WRITTEN & DIRECTED BY MARK JENKIN
CAST: EDWARD ROWE, MARY WOODVINE, GILES KING, SIMON SHEPHERD UK 2019, 89 MINS, CERT 15
BFI PLAYER SUBSCRIPTION, DVD, BLU RAY
REVIEW by SUSAN GRAY
When Quentin Tarantino asks if he can have a spare 35mm print of your film to show at his Hollywood cinema, it’s safe to say your time as a director has come. And this was the experience of Bait’s director Mark Jenkin, when he picked up his 2020 BAFTA for Outstanding Debut by a British Writer for his first feature.
Bait is a drama that looks like a documentary as it was made on 16mm film, with a 1970s Kodak camera, each reel providing 2.5 minutes of useable film. Texture is hugely important, as the finished product incorporates pollen and scratches, all highly visible to the audience as the film crackles and fizzes with life. Jenkin cites documentary maker Humphrey Jennings as a ‘retrospective influence’, and the black and white imagery and close ups certainly have a 1940s British feel about them. The series of jerky vignettes are also reminiscent of Basil Dearden’s 1945 horror Dead of Night.

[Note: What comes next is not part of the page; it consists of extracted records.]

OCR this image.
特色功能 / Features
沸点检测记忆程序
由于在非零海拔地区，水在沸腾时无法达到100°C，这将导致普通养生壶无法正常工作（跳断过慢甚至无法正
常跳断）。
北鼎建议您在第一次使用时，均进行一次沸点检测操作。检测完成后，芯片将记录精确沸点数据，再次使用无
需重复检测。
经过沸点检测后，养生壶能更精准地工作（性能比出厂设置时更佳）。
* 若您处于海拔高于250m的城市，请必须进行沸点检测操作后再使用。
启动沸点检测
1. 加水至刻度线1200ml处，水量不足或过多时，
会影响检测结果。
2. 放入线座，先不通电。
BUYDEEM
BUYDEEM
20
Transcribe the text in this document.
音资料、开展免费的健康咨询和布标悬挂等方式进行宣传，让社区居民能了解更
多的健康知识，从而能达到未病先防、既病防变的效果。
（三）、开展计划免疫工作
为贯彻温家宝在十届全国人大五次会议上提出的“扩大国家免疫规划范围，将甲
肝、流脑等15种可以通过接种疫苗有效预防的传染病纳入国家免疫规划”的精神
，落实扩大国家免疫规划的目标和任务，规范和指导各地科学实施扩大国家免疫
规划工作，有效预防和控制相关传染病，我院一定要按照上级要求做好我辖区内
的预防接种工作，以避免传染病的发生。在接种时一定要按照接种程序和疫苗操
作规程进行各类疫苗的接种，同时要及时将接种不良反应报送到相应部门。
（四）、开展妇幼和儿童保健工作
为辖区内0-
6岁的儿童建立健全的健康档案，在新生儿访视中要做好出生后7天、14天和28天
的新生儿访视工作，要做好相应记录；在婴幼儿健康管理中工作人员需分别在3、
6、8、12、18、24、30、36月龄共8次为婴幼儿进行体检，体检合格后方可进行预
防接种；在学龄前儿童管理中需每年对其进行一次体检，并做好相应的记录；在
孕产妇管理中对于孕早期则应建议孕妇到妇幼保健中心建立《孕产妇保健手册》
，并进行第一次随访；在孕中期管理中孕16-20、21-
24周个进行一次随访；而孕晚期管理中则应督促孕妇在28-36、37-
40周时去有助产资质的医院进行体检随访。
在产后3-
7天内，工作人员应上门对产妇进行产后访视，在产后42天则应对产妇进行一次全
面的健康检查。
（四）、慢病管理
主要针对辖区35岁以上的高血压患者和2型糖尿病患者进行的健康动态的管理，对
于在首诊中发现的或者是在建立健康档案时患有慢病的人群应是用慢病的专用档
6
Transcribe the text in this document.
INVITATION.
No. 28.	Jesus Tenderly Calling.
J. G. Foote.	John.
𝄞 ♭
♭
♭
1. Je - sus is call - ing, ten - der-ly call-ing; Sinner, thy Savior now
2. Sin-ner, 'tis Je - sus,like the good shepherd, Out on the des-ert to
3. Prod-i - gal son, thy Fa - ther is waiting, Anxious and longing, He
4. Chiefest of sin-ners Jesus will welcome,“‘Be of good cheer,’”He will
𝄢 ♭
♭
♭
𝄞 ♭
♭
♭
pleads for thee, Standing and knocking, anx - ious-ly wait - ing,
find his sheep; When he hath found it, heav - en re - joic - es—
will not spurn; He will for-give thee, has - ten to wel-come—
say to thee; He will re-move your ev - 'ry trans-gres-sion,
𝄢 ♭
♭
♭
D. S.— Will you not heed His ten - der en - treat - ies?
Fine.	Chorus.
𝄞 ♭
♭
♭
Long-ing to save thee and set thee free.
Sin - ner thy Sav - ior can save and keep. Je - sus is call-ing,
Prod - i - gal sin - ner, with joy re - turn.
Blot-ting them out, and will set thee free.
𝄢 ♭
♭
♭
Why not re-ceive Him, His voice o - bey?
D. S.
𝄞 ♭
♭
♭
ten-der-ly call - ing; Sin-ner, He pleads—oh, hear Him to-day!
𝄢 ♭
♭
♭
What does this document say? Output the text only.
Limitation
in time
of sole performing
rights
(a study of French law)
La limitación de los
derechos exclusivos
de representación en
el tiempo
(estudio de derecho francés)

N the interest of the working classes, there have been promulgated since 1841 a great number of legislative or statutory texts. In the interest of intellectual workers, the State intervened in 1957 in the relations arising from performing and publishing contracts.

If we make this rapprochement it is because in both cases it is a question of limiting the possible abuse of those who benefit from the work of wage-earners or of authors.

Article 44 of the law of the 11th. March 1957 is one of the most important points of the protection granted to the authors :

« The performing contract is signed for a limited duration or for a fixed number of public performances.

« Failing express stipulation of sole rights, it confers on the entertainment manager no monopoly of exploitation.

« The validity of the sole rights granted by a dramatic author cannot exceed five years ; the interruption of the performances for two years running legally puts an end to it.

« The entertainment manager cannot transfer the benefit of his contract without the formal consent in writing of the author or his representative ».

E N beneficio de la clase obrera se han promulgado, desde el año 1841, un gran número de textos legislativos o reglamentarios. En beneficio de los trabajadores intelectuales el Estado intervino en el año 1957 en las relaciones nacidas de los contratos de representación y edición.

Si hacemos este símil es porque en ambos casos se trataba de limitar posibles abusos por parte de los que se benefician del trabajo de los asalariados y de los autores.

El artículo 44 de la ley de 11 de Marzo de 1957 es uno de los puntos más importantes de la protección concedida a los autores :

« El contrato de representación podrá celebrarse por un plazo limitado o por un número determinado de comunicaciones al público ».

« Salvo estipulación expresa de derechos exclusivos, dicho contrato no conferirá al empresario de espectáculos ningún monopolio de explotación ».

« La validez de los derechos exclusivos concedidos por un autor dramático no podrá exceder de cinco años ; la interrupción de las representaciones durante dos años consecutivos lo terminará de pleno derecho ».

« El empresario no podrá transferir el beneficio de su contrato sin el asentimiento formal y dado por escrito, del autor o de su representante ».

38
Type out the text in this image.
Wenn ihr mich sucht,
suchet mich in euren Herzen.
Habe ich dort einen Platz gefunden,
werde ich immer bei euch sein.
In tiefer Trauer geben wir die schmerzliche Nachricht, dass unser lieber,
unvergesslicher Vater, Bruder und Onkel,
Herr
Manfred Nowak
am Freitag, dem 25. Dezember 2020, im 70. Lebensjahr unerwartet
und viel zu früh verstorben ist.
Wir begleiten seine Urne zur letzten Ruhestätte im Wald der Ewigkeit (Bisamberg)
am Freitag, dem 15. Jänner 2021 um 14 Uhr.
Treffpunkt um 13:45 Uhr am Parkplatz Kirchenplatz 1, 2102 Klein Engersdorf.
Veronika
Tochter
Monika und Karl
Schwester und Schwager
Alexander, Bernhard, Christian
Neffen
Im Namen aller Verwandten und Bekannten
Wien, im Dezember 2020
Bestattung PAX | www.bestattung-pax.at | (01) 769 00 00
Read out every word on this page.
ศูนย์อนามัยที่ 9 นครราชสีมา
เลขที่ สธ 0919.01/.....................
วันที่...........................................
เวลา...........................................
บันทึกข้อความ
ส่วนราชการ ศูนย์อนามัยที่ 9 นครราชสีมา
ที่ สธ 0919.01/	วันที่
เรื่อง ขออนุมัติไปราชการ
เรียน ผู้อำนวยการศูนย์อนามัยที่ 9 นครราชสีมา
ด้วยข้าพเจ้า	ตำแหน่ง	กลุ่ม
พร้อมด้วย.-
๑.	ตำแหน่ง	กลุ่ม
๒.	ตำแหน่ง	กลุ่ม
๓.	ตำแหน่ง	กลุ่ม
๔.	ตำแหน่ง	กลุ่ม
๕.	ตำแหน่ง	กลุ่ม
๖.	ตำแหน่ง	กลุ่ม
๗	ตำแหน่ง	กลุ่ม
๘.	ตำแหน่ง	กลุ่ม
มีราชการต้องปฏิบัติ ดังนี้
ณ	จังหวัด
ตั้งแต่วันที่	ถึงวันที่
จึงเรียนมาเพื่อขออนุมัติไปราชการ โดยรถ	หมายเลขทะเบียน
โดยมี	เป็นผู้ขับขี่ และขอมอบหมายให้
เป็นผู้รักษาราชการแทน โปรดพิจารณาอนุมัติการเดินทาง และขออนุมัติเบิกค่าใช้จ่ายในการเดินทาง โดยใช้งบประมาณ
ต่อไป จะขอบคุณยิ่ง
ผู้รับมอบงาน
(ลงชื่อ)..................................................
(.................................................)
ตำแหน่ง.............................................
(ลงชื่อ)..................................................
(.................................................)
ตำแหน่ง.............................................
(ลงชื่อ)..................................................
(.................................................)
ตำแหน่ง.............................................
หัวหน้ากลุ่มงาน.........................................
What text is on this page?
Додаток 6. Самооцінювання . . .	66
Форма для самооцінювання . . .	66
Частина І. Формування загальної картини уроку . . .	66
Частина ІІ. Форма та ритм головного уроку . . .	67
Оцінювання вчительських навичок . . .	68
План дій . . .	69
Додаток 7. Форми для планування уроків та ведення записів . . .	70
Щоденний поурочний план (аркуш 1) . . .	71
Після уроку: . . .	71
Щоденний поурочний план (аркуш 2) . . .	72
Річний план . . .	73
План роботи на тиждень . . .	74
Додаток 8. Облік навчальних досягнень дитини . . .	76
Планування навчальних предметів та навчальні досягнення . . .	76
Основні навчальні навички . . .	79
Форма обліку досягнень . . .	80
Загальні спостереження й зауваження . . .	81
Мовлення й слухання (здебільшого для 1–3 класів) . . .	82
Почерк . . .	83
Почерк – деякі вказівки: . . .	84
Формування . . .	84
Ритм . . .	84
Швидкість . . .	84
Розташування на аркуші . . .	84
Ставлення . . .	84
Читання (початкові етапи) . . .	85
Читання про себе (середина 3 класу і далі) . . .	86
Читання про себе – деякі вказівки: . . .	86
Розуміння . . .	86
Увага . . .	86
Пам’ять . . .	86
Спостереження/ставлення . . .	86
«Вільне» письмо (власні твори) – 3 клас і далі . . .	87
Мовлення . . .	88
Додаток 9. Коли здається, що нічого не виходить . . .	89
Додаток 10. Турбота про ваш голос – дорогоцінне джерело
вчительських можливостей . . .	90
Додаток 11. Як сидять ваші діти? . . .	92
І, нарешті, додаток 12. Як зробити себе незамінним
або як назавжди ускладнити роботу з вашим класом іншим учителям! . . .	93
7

Bait’s plot is minimal: locals clash with second home owners in a Cornish fishing village, with predictably tragic consequences. But this does not take away from the film’s deft characterisation and striking impact. Martin, played by Edward Rowe, is a wounded, floundering everyman, trying to hold on to his identity as a fisherman, albeit a boatless one, against a tide of wealthy tourists and incomers, gobbling up his village’s traditional houses and space at the pub bar.
Cornishman Jenkin’s roots are evident in touching tiny details, such as a taxi ride costing £100, revealing the inflation forced upon low income villagers when wealthy second homeowners distort the local economy. In Bait incomers are personified by the Leigh family who have bought, and given a nautical makeover to, Martin’s mother’s house. Sandra Leigh, played beautifully by Mary Woodvine, is a tightly wound, for- goodness- sake -get- on- with- it, counterpoint to Martin’s brooding. Both characters believe they have right on their side, and its an unsettling feeling to realise most of our lives now have more in common with the Leighs than the lives of Martin, and his estranged brother Steven.
Bait’s conclusion is redemptive, and comes by way of symbolism laid on thicker than clotted cream on a 5 star, palm court scone. When local fury is exacted by smashing a decorative porthole with a giant granite pestle and mortar, it’s hard to know whether to laugh or cry. But the film is such a visual treat, with great originality, odd moments of over indulgence are easy to forgive.